Ein öffentliches Zugänglichmachen liegt vor, wenn Internetdienste Daten zum
Download anbieten, die nach ihrer Bestimmung öffentlich zugänglich sind
(Wandtke/Bullinger, § 19a Rn. 23.). Zur Öffentlichkeit nach § 15 UrhG gehört
danach jeder, "der nicht mit demjenigen, der das Werk verwertet, oder mit anderen
Personen, mit denen das Werk in unkörperlicher Form wahrnehmbar oder
zugänglich gemacht wird, durch persönliche Beziehungen verbunden ist"
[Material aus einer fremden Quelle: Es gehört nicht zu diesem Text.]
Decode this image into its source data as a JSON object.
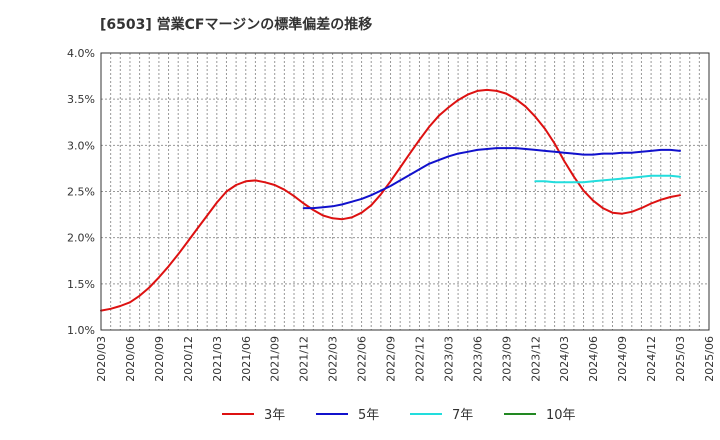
{
  "title": "[6503]  営業CFマージンの標準偏差の推移",
  "chart_data": {
    "type": "line",
    "title": "[6503]  営業CFマージンの標準偏差の推移",
    "ylim": [
      1.0,
      4.0
    ],
    "y_ticks": [
      "1.0%",
      "1.5%",
      "2.0%",
      "2.5%",
      "3.0%",
      "3.5%",
      "4.0%"
    ],
    "y_tick_values": [
      1.0,
      1.5,
      2.0,
      2.5,
      3.0,
      3.5,
      4.0
    ],
    "x_ticks": [
      "2020/03",
      "2020/06",
      "2020/09",
      "2020/12",
      "2021/03",
      "2021/06",
      "2021/09",
      "2021/12",
      "2022/03",
      "2022/06",
      "2022/09",
      "2022/12",
      "2023/03",
      "2023/06",
      "2023/09",
      "2023/12",
      "2024/03",
      "2024/06",
      "2024/09",
      "2024/12",
      "2025/03",
      "2025/06"
    ],
    "grid": true,
    "legend_position": "bottom",
    "series": [
      {
        "name": "3年",
        "color": "#dd1111",
        "points": [
          [
            "2020/03",
            1.21
          ],
          [
            "2020/04",
            1.23
          ],
          [
            "2020/05",
            1.26
          ],
          [
            "2020/06",
            1.3
          ],
          [
            "2020/07",
            1.37
          ],
          [
            "2020/08",
            1.46
          ],
          [
            "2020/09",
            1.57
          ],
          [
            "2020/10",
            1.69
          ],
          [
            "2020/11",
            1.82
          ],
          [
            "2020/12",
            1.96
          ],
          [
            "2021/01",
            2.1
          ],
          [
            "2021/02",
            2.24
          ],
          [
            "2021/03",
            2.38
          ],
          [
            "2021/04",
            2.5
          ],
          [
            "2021/05",
            2.57
          ],
          [
            "2021/06",
            2.61
          ],
          [
            "2021/07",
            2.62
          ],
          [
            "2021/08",
            2.6
          ],
          [
            "2021/09",
            2.57
          ],
          [
            "2021/10",
            2.52
          ],
          [
            "2021/11",
            2.45
          ],
          [
            "2021/12",
            2.37
          ],
          [
            "2022/01",
            2.3
          ],
          [
            "2022/02",
            2.24
          ],
          [
            "2022/03",
            2.21
          ],
          [
            "2022/04",
            2.2
          ],
          [
            "2022/05",
            2.22
          ],
          [
            "2022/06",
            2.27
          ],
          [
            "2022/07",
            2.35
          ],
          [
            "2022/08",
            2.47
          ],
          [
            "2022/09",
            2.61
          ],
          [
            "2022/10",
            2.76
          ],
          [
            "2022/11",
            2.91
          ],
          [
            "2022/12",
            3.06
          ],
          [
            "2023/01",
            3.2
          ],
          [
            "2023/02",
            3.32
          ],
          [
            "2023/03",
            3.41
          ],
          [
            "2023/04",
            3.49
          ],
          [
            "2023/05",
            3.55
          ],
          [
            "2023/06",
            3.59
          ],
          [
            "2023/07",
            3.6
          ],
          [
            "2023/08",
            3.59
          ],
          [
            "2023/09",
            3.56
          ],
          [
            "2023/10",
            3.5
          ],
          [
            "2023/11",
            3.42
          ],
          [
            "2023/12",
            3.31
          ],
          [
            "2024/01",
            3.18
          ],
          [
            "2024/02",
            3.02
          ],
          [
            "2024/03",
            2.83
          ],
          [
            "2024/04",
            2.66
          ],
          [
            "2024/05",
            2.51
          ],
          [
            "2024/06",
            2.4
          ],
          [
            "2024/07",
            2.32
          ],
          [
            "2024/08",
            2.27
          ],
          [
            "2024/09",
            2.26
          ],
          [
            "2024/10",
            2.28
          ],
          [
            "2024/11",
            2.32
          ],
          [
            "2024/12",
            2.37
          ],
          [
            "2025/01",
            2.41
          ],
          [
            "2025/02",
            2.44
          ],
          [
            "2025/03",
            2.46
          ]
        ]
      },
      {
        "name": "5年",
        "color": "#1111cc",
        "points": [
          [
            "2021/12",
            2.32
          ],
          [
            "2022/01",
            2.32
          ],
          [
            "2022/02",
            2.33
          ],
          [
            "2022/03",
            2.34
          ],
          [
            "2022/04",
            2.36
          ],
          [
            "2022/05",
            2.39
          ],
          [
            "2022/06",
            2.42
          ],
          [
            "2022/07",
            2.46
          ],
          [
            "2022/08",
            2.51
          ],
          [
            "2022/09",
            2.56
          ],
          [
            "2022/10",
            2.62
          ],
          [
            "2022/11",
            2.68
          ],
          [
            "2022/12",
            2.74
          ],
          [
            "2023/01",
            2.8
          ],
          [
            "2023/02",
            2.84
          ],
          [
            "2023/03",
            2.88
          ],
          [
            "2023/04",
            2.91
          ],
          [
            "2023/05",
            2.93
          ],
          [
            "2023/06",
            2.95
          ],
          [
            "2023/07",
            2.96
          ],
          [
            "2023/08",
            2.97
          ],
          [
            "2023/09",
            2.97
          ],
          [
            "2023/10",
            2.97
          ],
          [
            "2023/11",
            2.96
          ],
          [
            "2023/12",
            2.95
          ],
          [
            "2024/01",
            2.94
          ],
          [
            "2024/02",
            2.93
          ],
          [
            "2024/03",
            2.92
          ],
          [
            "2024/04",
            2.91
          ],
          [
            "2024/05",
            2.9
          ],
          [
            "2024/06",
            2.9
          ],
          [
            "2024/07",
            2.91
          ],
          [
            "2024/08",
            2.91
          ],
          [
            "2024/09",
            2.92
          ],
          [
            "2024/10",
            2.92
          ],
          [
            "2024/11",
            2.93
          ],
          [
            "2024/12",
            2.94
          ],
          [
            "2025/01",
            2.95
          ],
          [
            "2025/02",
            2.95
          ],
          [
            "2025/03",
            2.94
          ]
        ]
      },
      {
        "name": "7年",
        "color": "#22dddd",
        "points": [
          [
            "2023/12",
            2.61
          ],
          [
            "2024/01",
            2.61
          ],
          [
            "2024/02",
            2.6
          ],
          [
            "2024/03",
            2.6
          ],
          [
            "2024/04",
            2.6
          ],
          [
            "2024/05",
            2.6
          ],
          [
            "2024/06",
            2.61
          ],
          [
            "2024/07",
            2.62
          ],
          [
            "2024/08",
            2.63
          ],
          [
            "2024/09",
            2.64
          ],
          [
            "2024/10",
            2.65
          ],
          [
            "2024/11",
            2.66
          ],
          [
            "2024/12",
            2.67
          ],
          [
            "2025/01",
            2.67
          ],
          [
            "2025/02",
            2.67
          ],
          [
            "2025/03",
            2.66
          ]
        ]
      },
      {
        "name": "10年",
        "color": "#228822",
        "points": []
      }
    ]
  }
}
(Wandtke/Bullinger, § 15 Rn. 14.). Bedient man sich des Intranets zu einem
Vergleich, so lässt sich feststellen, dass Daten eines Intranets (wie
Firmenintranet), nur dann "öffentlich zugänglich" gemacht werden, wenn die Daten
"Außenstehenden" bestimmungsgemäß zugänglich sind (Wandtke/Bullinger, §
19a Rn. 25.) Da die Antragsgegnerin ihrem Geschäftsmodell zufolge gerade auf
die Vertraulichkeit der gespeicherten Daten setzt und nicht eine Verbreitung der
Daten durch systematische Ermöglichung des Zugangs bewirbt, fehlt es am
Merkmal der Zugänglichmachung für die Öffentlichkeit (so allgemein zu
Sharehostern auch Willmer, NJW 2008, 1845, 1847.). Vielmehr ist zu beachten,
dass bei der besonderen Konstellation von "R." nur der Nutzer, der das Material in
Wege des Upload auf den Rechner gebracht hat, einen nur ihm bekannten Link
mit den Zugriffsmöglichkeiten zur Verfügung gestellt bekommt. Eine
Linksammlung auf der Seite von der Antragsgegnerin existiert nicht. Aus der Sicht
der Antragsgegnerin besteht nur ein internes, vertragliches Verhältnis zum
jeweiligen Nutzer, nicht aber zur Internetöffentlichkeit. Die Öffentlichkeit kommt nur
dadurch ins Spiel, dass der Nutzer seinerseits die entsprechenden Linkreferenzen
ins Netz stellt und öffentlich zugänglich macht. Diese Handlungen werden zwar
vom dritten Tatbestand scheinbar umfasst ("diese Handlung durch Dritte
vornehmen zu lassen"). Die Antragsgegnerin "lässt" aber nicht – wie im
Unterlassungsantrag geltend gemacht - Urheberrechtsverletzungen vornehmen
(so auch Breyer, MMR 2009, 14, 18). Vielmehr ist es die eigene und von der
Antragsgegnerin nicht gesteuerte Entscheidung jedes Nutzers, seine Linkreferenz
ins Netz zu stellen. Es gibt keine Form der Mitteilung über die Inhalte der
gespeicherten Daten durch den Provider an Dritte. Alleine der Kunde bestimmt, an
wen er den Link zu den Dateien weiterleitet. Insofern kann von einer öffentlichen
Wiedergabe durch den Provider nicht gesprochen werden, da diese im
Verantwortungsbereich des Nutzers liegt, der sowohl über Dateiname, als auch
über Dateiinhalte und Dateilinks exklusiv verfügt. Da bei Systemen wie dem der
Antragsgegnerin keine Listing-Möglichkeiten angeboten werden, hängt es alleine
von der Initiative der speichernden Kunden ab, ob und wie leicht Dritte auf den
Servern der Provider gespeicherte Inhalte abrufen können. Welche Daten vom
Kunden des Systems eingegeben werden, entzieht sich der Kenntnis des
Anbieters, da vom Kunden keinerlei zutreffende Qualifikation der Dateien erfolgen
muss. Denn es bleibt dem Nutzer überlassen, welchen Titel er seiner Datei gibt, in
welchem Format sie gespeichert wird und wem er sie durch Weitergabe des Links
wieder zugänglich macht. Die Antragsgegnerin selbst hat keinen freien Zugriff und
keine generelle Einsichtnahmemöglichkeit in die bei ihm gespeicherten Dateien
(Willmer, NJW 2008, 1845).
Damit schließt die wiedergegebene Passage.